Now-a-days, seconds rarely provoke each other. Justice and urbanity should be their guides; and, in the event of seconds differing, it is always advisable to call in an arbiter, who should in general be selected from amongst experienced and elderly military men.
It is of great importance that seconds should insist on a simultaneous fire. A duellist makes the following calculation:—If I fire first, and kill or severely wound my antagonist, I am rid of him: if I have been unfortunate in the selection of arms, my antagonist very probably, from motives of generosity, will not return the fire; for when a man knows that he is safe, and that his fire, if it missed, would only expose him to further danger, he will frequently be inclined to terminate the affair; while, at the same time, a generous and brave man feels a natural repugnance in firing at a defenceless person, and will therefore feel disposed to fire in the air, or, what is more conclusive, give up his pistol to his second, and he experiences a sense of gratification in so doing, whether he is the aggressor or the offended party. But although these generous sentiments, or these prudential motives, may induce a principal not to return a fire if his antagonist has fired before the signal, the latter becomes a criminal, and the seconds are in duty bound to prosecute him; since it has been already stated, that, if one of the parties fire before the appointed signal, his adversary has the unquestionable right to take a deliberate aim and blow his brains out. In such cases of dishonourable breach of the stipulated arrangements, it would be desirable that the jury should be guided by an established code, whether the treacherous combatant was successful or not in the perfidious attempt to assassinate his opponent.
The duties of a second are of such vital importance, that a celebrated fencing-master used frequently to say, “It is not the sword or the pistol that kills, but the seconds.”
With the safeguard of these precautionary regulations, although duelling is alike inconsistent with humanity and reason, there are many French writers who still advocate its necessity; such is Jules Janin, who speaks of it in the following terms: “The man is lost in the world of cravens, who has not the heart to risk his life; for then, cowards, who are numberless, affect courage at his expense. The man is lost in this world, in which opinion is everything, who will not seek to obtain a good opinion at the sword’s point. The man is lost in this world of hypocrites and calumniators, who will not demand reparation sword in hand for the calumnies and the malicious reports to which he has been exposed. Slander stabs more keenly than steel; it crushes with greater certainty than a pistol bullet. I would not wish to live twenty-four hours in society, constituted as it is at present, without the protection of the duel.

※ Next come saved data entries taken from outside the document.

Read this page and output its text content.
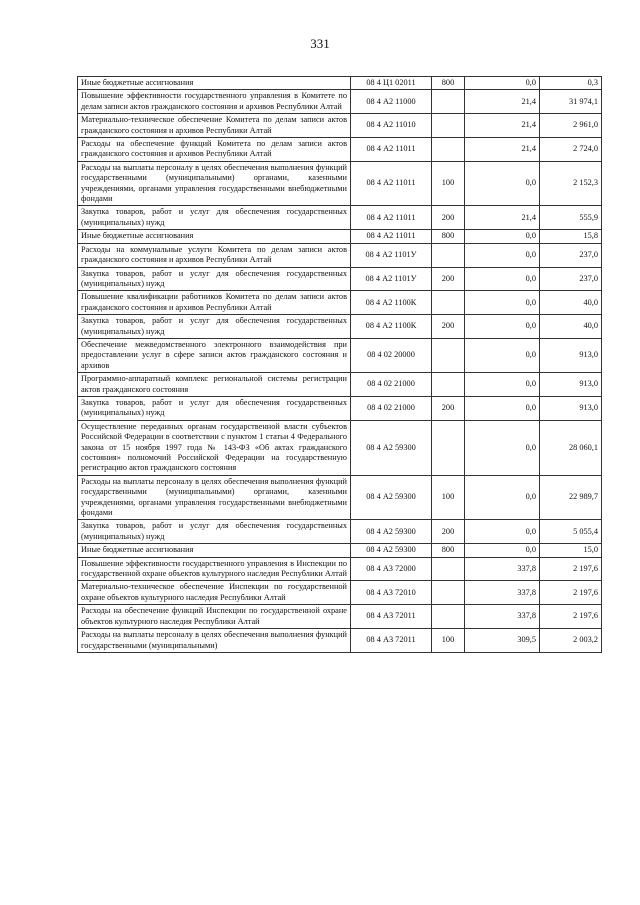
331
Иные бюджетные ассигнования	08 4 Ц1 02011	800	0,0	0,3
Повышение эффективности государственного управления в Комитете по делам записи актов гражданского состояния и архивов Республики Алтай	08 4 А2 11000		21,4	31 974,1
Материально-техническое обеспечение Комитета по делам записи актов гражданского состояния и архивов Республики Алтай	08 4 А2 11010		21,4	2 961,0
Расходы на обеспечение функций Комитета по делам записи актов гражданского состояния и архивов Республики Алтай	08 4 А2 11011		21,4	2 724,0
Расходы на выплаты персоналу в целях обеспечения выполнения функций государственными (муниципальными) органами, казенными учреждениями, органами управления государственными внебюджетными фондами	08 4 А2 11011	100	0,0	2 152,3
Закупка товаров, работ и услуг для обеспечения государственных (муниципальных) нужд	08 4 А2 11011	200	21,4	555,9
Иные бюджетные ассигнования	08 4 А2 11011	800	0,0	15,8
Расходы на коммунальные услуги Комитета по делам записи актов гражданского состояния и архивов Республики Алтай	08 4 А2 1101У		0,0	237,0
Закупка товаров, работ и услуг для обеспечения государственных (муниципальных) нужд	08 4 А2 1101У	200	0,0	237,0
Повышение квалификации работников Комитета по делам записи актов гражданского состояния и архивов Республики Алтай	08 4 А2 1100К		0,0	40,0
Закупка товаров, работ и услуг для обеспечения государственных (муниципальных) нужд	08 4 А2 1100К	200	0,0	40,0
Обеспечение межведомственного электронного взаимодействия при предоставлении услуг в сфере записи актов гражданского состояния и архивов	08 4 02 20000		0,0	913,0
Программно-аппаратный комплекс региональной системы регистрации актов гражданского состояния	08 4 02 21000		0,0	913,0
Закупка товаров, работ и услуг для обеспечения государственных (муниципальных) нужд	08 4 02 21000	200	0,0	913,0
Осуществление переданных органам государственной власти субъектов Российской Федерации в соответствии с пунктом 1 статьи 4 Федерального закона от 15 ноября 1997 года № 143-ФЗ «Об актах гражданского состояния» полномочий Российской Федерации на государственную регистрацию актов гражданского состояния	08 4 А2 59300		0,0	28 060,1
Расходы на выплаты персоналу в целях обеспечения выполнения функций государственными (муниципальными) органами, казенными учреждениями, органами управления государственными внебюджетными фондами	08 4 А2 59300	100	0,0	22 989,7
Закупка товаров, работ и услуг для обеспечения государственных (муниципальных) нужд	08 4 А2 59300	200	0,0	5 055,4
Иные бюджетные ассигнования	08 4 А2 59300	800	0,0	15,0
Повышение эффективности государственного управления в Инспекции по государственной охране объектов культурного наследия Республики Алтай	08 4 А3 72000		337,8	2 197,6
Материально-техническое обеспечение Инспекции по государственной охране объектов культурного наследия Республики Алтай	08 4 А3 72010		337,8	2 197,6
Расходы на обеспечение функций Инспекции по государственной охране объектов культурного наследия Республики Алтай	08 4 А3 72011		337,8	2 197,6
Расходы на выплаты персоналу в целях обеспечения выполнения функций государственными (муниципальными)	08 4 А3 72011	100	309,5	2 003,2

“A duel makes of every one of us a strong and an independent power, and constitutes out of each individual life the life of all; it grasps the sword of justice, which the laws have dropped, punishing what no code can chastise,—contempt and insult. Those who have opposed duelling are either fools or cowards; and those who have both condemned and advocated the practice, are on both sides sophists and mendacious. It is to duelling alone that we owe the remains of our civilization.”
The following are the opinions of Walsh on the same subject: “In questions which appertain to our habits and customs, more wisdom will be found in the drawing-room than in schools. The hand that can best hold a sword will often be found to handle the pen with equal ability when the terrible question of the point of honour and the duel is discussed, a question which has cost France as much ink as blood.
“The honour of a gentleman tells him that he cannot expect from a martial race a patience and endurance under insult which is foreign to its character. The French will ever refer to the sword as to their origin. When the executioner stands behind their adversary, they are excited instead of being restrained, and dare a double death. If we maturely weigh this matter, will it not be found that a duel is the last vestige of that personal magistracy which social magistracy gradually destroyed, but which it is sometimes called upon to acknowledge? Duelling, so deplorable in many points of view, has however been useful to our epoch; since it has preserved civilization from the inroads of brutal vulgarity with which it was threatened during our revolution, and the confusion of all grades. Let us appeal to our conscience; and can we affirm that pugilism would not have been introduced into our senate, had not duelling, as master of the ceremonies of civilization, protected it from brutality?”